Preguntado por los retos futuros de Alibérico, Clemente González Soler no duda en señalar hacia la digitalización. «No es un camino, es una herramienta: Queremo ser líderes mundiales en lo que hacemos, liderando vía digitalización determinado servicios, nuevos productos y cómo es la atención a nuestros clientes». En este sentido, subraya que la compañía está en «un proceso de ampliación», sin adquisiciones a la vista y, como ejemplos, cita la reciente ampliación de la fábrica de Sabiñánigo (Huesca) de Iberfoil Aragón o la próxima en la factoría de Miranda del Ebro, perteneciente a una filial llamada Alucoil.

Trump y aranceles

González Soler se muestra contrario a los aranceles y las subvenciones públicas, aunque introduce un matiz: «Sólo cuando hay elementos que distorsionan el mercado, como las subvenciones encubiertas u oficiales como las que tienen los chinos a sus exportaciones». En concreto, comenta que China da a sus empresas productoras de aluminio «apoyos» de entre el 12% y el 17% cuando exportan.

En su opinión, otros países «que reciban estas importaciones deberían de ponerle aranceles del 12% y el 17%» y recuerda que los reguladores junto con los gobiernos son «los responsables» de que se respeten las reglas de juego.

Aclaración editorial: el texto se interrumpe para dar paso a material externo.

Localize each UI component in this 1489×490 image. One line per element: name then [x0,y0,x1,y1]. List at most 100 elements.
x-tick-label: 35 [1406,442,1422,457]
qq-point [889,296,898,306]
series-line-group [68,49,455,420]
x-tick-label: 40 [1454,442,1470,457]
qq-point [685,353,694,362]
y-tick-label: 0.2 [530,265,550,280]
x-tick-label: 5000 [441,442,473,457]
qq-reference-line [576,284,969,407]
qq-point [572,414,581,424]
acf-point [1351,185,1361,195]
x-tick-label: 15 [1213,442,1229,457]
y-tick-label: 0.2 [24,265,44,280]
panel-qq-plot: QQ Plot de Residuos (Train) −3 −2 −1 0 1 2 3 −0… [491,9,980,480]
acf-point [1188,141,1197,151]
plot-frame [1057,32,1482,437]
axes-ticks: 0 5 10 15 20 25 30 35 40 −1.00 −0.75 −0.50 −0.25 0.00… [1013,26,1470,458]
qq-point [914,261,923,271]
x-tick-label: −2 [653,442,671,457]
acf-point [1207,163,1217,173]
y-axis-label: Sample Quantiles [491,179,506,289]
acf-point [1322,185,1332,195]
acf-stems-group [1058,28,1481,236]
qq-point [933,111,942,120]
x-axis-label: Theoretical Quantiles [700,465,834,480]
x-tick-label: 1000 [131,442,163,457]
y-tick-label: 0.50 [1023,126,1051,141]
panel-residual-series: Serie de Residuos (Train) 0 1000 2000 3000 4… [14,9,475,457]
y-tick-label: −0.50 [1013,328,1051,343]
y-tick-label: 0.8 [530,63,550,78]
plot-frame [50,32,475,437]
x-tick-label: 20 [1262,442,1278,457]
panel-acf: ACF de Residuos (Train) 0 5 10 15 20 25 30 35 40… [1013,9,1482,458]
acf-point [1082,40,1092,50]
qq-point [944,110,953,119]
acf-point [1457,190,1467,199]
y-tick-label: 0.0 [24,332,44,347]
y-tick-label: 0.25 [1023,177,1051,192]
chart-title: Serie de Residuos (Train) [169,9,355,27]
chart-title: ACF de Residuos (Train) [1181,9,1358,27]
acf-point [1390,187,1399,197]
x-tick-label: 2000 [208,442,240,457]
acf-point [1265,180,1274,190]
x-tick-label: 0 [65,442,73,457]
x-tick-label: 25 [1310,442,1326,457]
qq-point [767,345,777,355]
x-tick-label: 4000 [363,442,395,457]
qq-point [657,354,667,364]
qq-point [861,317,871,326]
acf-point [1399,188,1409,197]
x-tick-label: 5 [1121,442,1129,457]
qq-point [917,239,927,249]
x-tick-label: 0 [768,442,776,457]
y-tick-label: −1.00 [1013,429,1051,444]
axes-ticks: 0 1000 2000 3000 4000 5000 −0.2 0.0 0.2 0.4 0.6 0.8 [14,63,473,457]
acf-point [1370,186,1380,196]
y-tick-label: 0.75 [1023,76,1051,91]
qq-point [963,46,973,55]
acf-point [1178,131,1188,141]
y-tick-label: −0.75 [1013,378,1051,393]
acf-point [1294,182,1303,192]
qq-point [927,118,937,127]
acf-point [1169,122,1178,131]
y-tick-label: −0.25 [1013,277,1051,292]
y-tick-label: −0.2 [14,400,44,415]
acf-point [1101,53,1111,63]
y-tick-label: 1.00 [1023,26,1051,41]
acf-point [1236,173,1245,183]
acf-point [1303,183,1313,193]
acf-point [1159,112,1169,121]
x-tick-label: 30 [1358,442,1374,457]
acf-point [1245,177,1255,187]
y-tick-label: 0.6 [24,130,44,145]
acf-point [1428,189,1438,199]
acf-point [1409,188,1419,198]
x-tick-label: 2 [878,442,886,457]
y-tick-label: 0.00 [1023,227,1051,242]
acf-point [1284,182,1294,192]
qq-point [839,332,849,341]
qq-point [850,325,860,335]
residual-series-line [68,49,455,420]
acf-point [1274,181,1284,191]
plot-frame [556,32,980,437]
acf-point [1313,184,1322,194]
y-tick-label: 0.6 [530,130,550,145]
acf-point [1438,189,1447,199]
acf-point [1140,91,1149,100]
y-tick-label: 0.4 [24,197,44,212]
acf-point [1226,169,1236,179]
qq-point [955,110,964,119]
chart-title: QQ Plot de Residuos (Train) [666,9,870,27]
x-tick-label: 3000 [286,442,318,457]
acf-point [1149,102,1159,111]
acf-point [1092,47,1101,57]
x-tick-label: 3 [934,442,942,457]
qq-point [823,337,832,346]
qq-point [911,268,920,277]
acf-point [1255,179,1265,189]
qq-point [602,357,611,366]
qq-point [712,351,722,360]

Sin embargo, pide también prestar atención a Europa: «En nuestro sector, Bruselas apenas impone a las empresas chinas un arancel del 6%» y revela que, «sin informar a los fabricantes», las autoridades comunitarias han decidido reducir el citado arancel al 0% durante 6 meses «a petición de un importador inglés».

Una medida que califica de «aberración» y que, en su opinión, contrasta con el objetivo comunitario para que la industria sea el 20% del PIB europeo: «No puede ser que las empresas europeas pierdan y las chinas ganen», critica el fundador de Alibérico. Sobre EE.UU. admite su preocupación - el grupo posee una fábrica en Carolina del Sur- : «Hay que ver lo que pasa. Evidentemente nos va a tocar porque exportamos desde España a EE.UU. y fabricamos también en este país otros productos, pero casi todo lo vendemos en el mercado norteamericano».